Go Beam Pipeline
Introduction
This project contains a pipeline with a number of IO transforms developed with the Apache Beam Go SDK. The pipeline
reads from a source and writes to a sink. Which source and sink to use can be configured in a templated yaml file, which
is passed to the program as an argument. Example configuration is in the examples/config folder.
Supported sources:
- BigQuery
- Cloud Storage (avro, csv, json, parquet)
- Cloud SQL (MySQL, PostgreSQL)
- Elasticsearch
- Firestore
- Memorystore (Redis)
- MongoDB
Supported sinks:
- BigQuery
- Cloud Storage (avro, csv, json, parquet)

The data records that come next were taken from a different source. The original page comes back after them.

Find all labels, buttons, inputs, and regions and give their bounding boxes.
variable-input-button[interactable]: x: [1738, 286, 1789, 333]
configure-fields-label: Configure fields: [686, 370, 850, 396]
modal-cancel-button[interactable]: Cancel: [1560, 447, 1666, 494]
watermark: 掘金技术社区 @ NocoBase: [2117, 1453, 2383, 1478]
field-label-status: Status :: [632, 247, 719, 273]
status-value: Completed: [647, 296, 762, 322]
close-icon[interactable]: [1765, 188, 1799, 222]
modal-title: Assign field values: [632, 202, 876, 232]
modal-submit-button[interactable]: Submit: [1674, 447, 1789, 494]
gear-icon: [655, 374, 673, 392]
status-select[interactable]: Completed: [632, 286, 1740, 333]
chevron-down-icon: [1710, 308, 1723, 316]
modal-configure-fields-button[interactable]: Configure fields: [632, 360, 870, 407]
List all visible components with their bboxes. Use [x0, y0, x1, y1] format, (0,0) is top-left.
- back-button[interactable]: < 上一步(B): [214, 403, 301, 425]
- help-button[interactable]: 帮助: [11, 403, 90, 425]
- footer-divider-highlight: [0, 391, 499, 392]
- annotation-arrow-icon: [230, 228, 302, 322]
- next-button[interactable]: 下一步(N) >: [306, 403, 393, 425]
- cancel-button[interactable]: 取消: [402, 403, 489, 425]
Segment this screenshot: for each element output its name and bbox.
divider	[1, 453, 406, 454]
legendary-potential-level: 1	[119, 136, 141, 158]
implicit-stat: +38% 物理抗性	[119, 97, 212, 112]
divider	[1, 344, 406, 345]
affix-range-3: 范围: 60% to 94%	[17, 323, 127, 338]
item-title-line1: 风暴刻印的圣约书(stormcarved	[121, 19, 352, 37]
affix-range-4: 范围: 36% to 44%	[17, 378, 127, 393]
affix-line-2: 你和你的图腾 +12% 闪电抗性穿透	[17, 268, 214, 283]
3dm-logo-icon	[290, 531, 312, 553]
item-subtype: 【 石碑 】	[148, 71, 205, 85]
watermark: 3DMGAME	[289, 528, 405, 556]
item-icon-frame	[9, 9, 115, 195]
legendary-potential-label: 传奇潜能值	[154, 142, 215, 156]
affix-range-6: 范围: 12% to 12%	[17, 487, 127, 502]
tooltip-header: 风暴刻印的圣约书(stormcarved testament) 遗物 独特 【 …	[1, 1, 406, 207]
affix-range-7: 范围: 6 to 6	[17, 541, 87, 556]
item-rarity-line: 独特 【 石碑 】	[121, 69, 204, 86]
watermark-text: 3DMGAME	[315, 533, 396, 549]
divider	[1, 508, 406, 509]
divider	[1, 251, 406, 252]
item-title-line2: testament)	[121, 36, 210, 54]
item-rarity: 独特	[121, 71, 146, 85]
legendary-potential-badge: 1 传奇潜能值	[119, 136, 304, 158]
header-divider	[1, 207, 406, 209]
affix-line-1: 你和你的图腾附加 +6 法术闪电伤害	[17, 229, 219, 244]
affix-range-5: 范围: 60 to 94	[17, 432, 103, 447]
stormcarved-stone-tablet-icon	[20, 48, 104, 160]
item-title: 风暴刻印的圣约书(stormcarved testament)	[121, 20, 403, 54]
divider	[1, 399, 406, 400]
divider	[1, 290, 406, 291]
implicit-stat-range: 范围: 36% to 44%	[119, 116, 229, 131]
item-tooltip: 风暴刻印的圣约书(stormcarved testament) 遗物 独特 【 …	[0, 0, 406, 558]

- Cloud SQL (MySQL, PostgreSQL)
- Elasticsearch
- Firestore
- Memorystore (Redis)
- MongoDB
Prerequisites
- Go version 1.19
- Gcloud CLI
- Docker
Development
Setup
Install dependencies
go mod download
Testing
Run unit tests
go test ./... -short
Run unit tests and long-running integration tests
go test ./...
Running with DirectRunner
Set variables
Variable |
Description |
CONFIG_PATH |
Path to configuration file (local or GCS path) |
PROJECT |
GCP project |
BUCKET |
Bucket for data storage (if source or sink is GCS) |
Run pipeline
go run main.go --configPath=${CONFIG_PATH} --project=${PROJECT} --bucket=${BUCKET}
Deployment
Set variables
Variable |
Description |
CONFIG_PATH |
Path to configuration file (local or GCS path) |
PROJECT |
GCP project |
BUCKET |
Bucket for data storage (if source or sink is GCS) |
REGION |
Compute region |
SUBNETWORK |
Subnetwork |
SA_EMAIL |
Email of service account used for Dataflow. Needs the roles:
roles/dataflow.worker roles/bigquery.dataEditor roles/bigquery.jobUser roles/datastore.user roles/storage.objectAdmin
|
DATAFLOW_BUCKET |
Bucket for Dataflow staging data |
Running with DataflowRunner
go run main.go \
--configPath=${CONFIG_PATH} \
--project=${PROJECT} \
--bucket=${BUCKET} \
--runner=dataflow \
--region=${REGION} \
--subnetwork=${SUBNETWORK} \
--service_account_email=${SA_EMAIL} \
--staging_location=gs://${DATAFLOW_BUCKET}/staging \
--job_name=${JOB_NAME}-$(date +%s)